GTAs also appreciate clearly communicated expectations about grading. Providing grading rubrics can help with this. Meeting to collaboratively grade the semester’s early assignments can help with this. However it takes shape, GTAs appreciate when you clearly convey your scoring paradigms. And what about turnaround times? Before the semester begins, let your GTAs know how quickly you would like them to grade assignments.

Give Your GTAs Real Authority

Before your first meeting with your GTAs, consider the decisions you feel comfortable deputizing them to make. Can GTAs make decisions about extensions on the assignments they grade, or do you want them to run such issues by you? Can GTAs feel confident that the grades they assign are the grades students get, or do you sometimes change the grades they’ve given? If you do, can you prepare them by discussing the situations in which that might occur?

Across the board, my GTAs reported that being trusted with real responsibilities in courses — as opposed to being tasked with what one described as “busy work” — made them feel more integral to and invested in a class. Of course, being sensitive about the workloads of our graduate teaching assistants is important, and we must try to strike a balance between their own coursework and their teaching-related tasks. But thinking about how the responsibilities assigned to GTAs might help expand their pedagogic toolkits and engage their intellectual interests can help us design more meaningful work for them in our courses.

In some fields, faculty members offer GTAs the chance to deliver a guest lecture in the courses to which they have been assigned to work — particularly in cases where GTAs do not lead their own sections. Even though not all GTAs will wish to avail themselves of this opportunity, many appreciate the invitation, and those who seize the opportunity generally find it a worthwhile experience.

While GTAs who aspire to academic careers might wish to offer a guest lecture, those thinking about alt-ac careers might wish to enrich the class in other ways — maybe by touring or creating a museum exhibit with your students, or accompanying them to or participating with them in a creative performance.
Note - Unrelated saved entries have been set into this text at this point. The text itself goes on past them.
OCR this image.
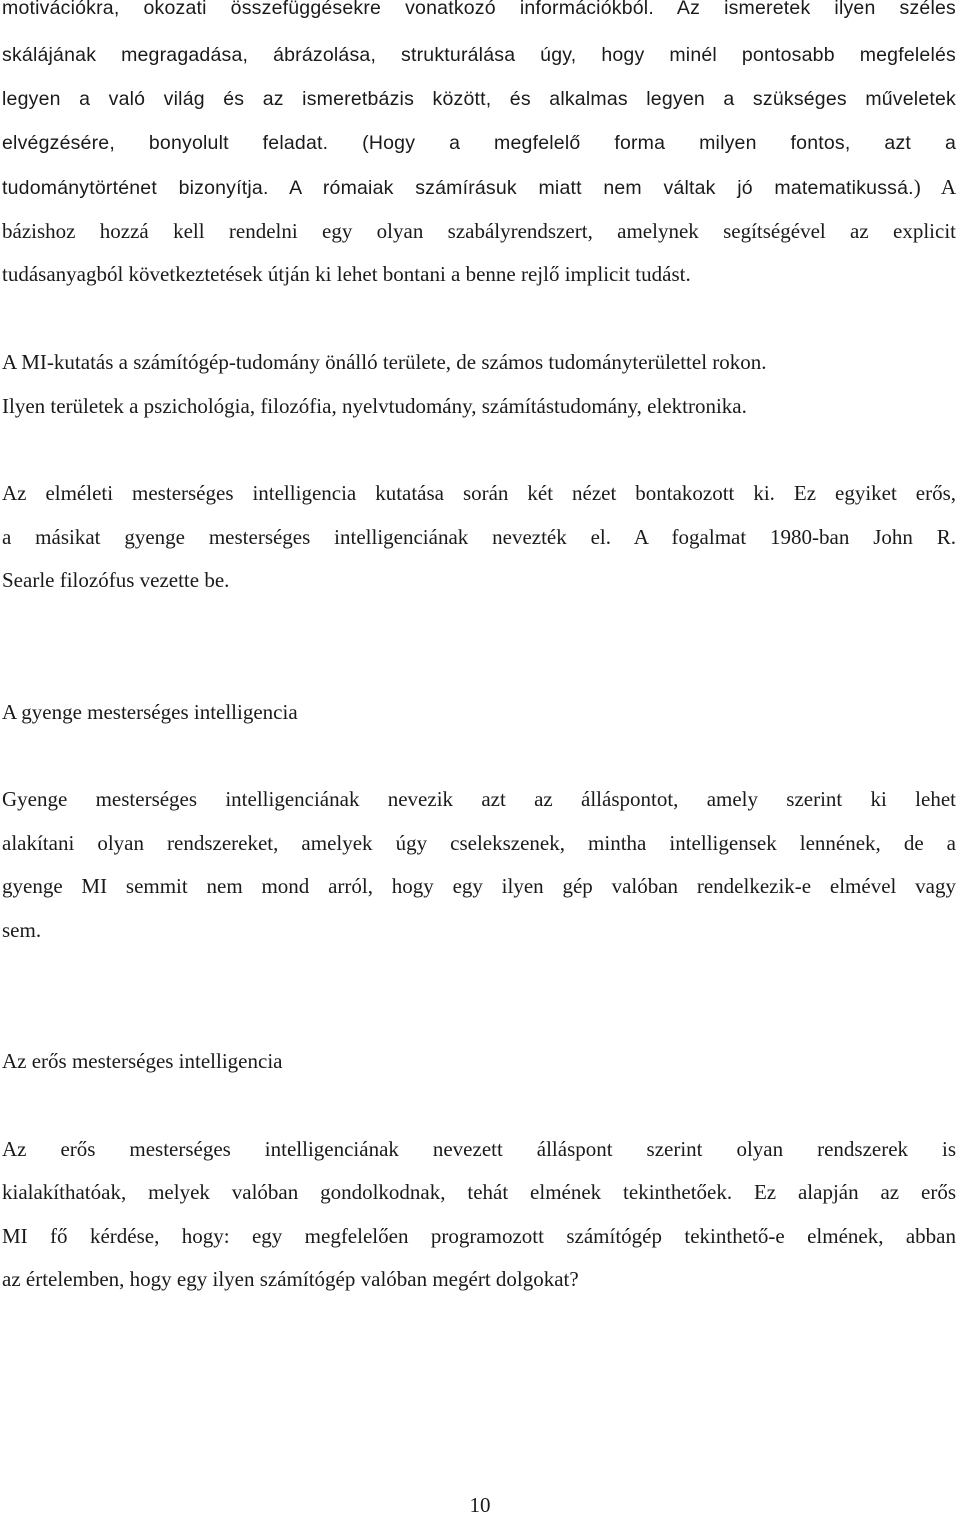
motivációkra, okozati összefüggésekre vonatkozó információkból. Az ismeretek ilyen széles
skálájának megragadása, ábrázolása, strukturálása úgy, hogy minél pontosabb megfelelés
legyen a való világ és az ismeretbázis között, és alkalmas legyen a szükséges műveletek
elvégzésére, bonyolult feladat. (Hogy a megfelelő forma milyen fontos, azt a
tudománytörténet bizonyítja. A rómaiak számírásuk miatt nem váltak jó matematikussá.) A
bázishoz hozzá kell rendelni egy olyan szabályrendszert, amelynek segítségével az explicit
tudásanyagból következtetések útján ki lehet bontani a benne rejlő implicit tudást.
A MI-kutatás a számítógép-tudomány önálló területe, de számos tudományterülettel rokon.
Ilyen területek a pszichológia, filozófia, nyelvtudomány, számítástudomány, elektronika.
Az elméleti mesterséges intelligencia kutatása során két nézet bontakozott ki. Ez egyiket erős,
a másikat gyenge mesterséges intelligenciának nevezték el. A fogalmat 1980-ban John R.
Searle filozófus vezette be.
A gyenge mesterséges intelligencia
Gyenge mesterséges intelligenciának nevezik azt az álláspontot, amely szerint ki lehet
alakítani olyan rendszereket, amelyek úgy cselekszenek, mintha intelligensek lennének, de a
gyenge MI semmit nem mond arról, hogy egy ilyen gép valóban rendelkezik-e elmével vagy
sem.
Az erős mesterséges intelligencia
Az erős mesterséges intelligenciának nevezett álláspont szerint olyan rendszerek is
kialakíthatóak, melyek valóban gondolkodnak, tehát elmének tekinthetőek. Ez alapján az erős
MI fő kérdése, hogy: egy megfelelően programozott számítógép tekinthető-e elmének, abban
az értelemben, hogy egy ilyen számítógép valóban megért dolgokat?
10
Think creatively about how you might weave your GTAs’ interests and areas of expertise into your course.

Rethink Office Hours

How many hours per week are your GTAs expected to hold office hours? Where do they hold them? How many students come on average? Are the meeting numbers pretty steady, or do they see a few students most weeks and a lot of students around exams or other big assignments?

Thinking through the answers to these questions might point toward ways to make office hours better for students and GTAs. For instance, if your GTAs meet with students in noisy cafés or jam-packed shared spaces, perhaps they’d prefer instead to hold online office hours. These can take a variety of forms, from being available via an instant-messaging platform during given hours to having students sign up for one-on-one video chat meetings.

In the same vein, if GTAs are being overwhelmed by emails on nights before assignments are due, perhaps they would prefer to move office hours to a set period of electronic availability on those nights. If your GTAs are spending long, lonely afternoons in unvisited office hours and then long, sleepless nights answering emails about assignments, they are putting in far more time on your course than they might if you worked together to devise a plan for availability that reflected the realities of when, and how, your students endeavor to communicate with them.

My thanks to Callie Jo Compton, Madeline Kennedy, and Professor Byrd McDaniel, current and former MA students in UA’s American Studies Department, for sharing their insights with me.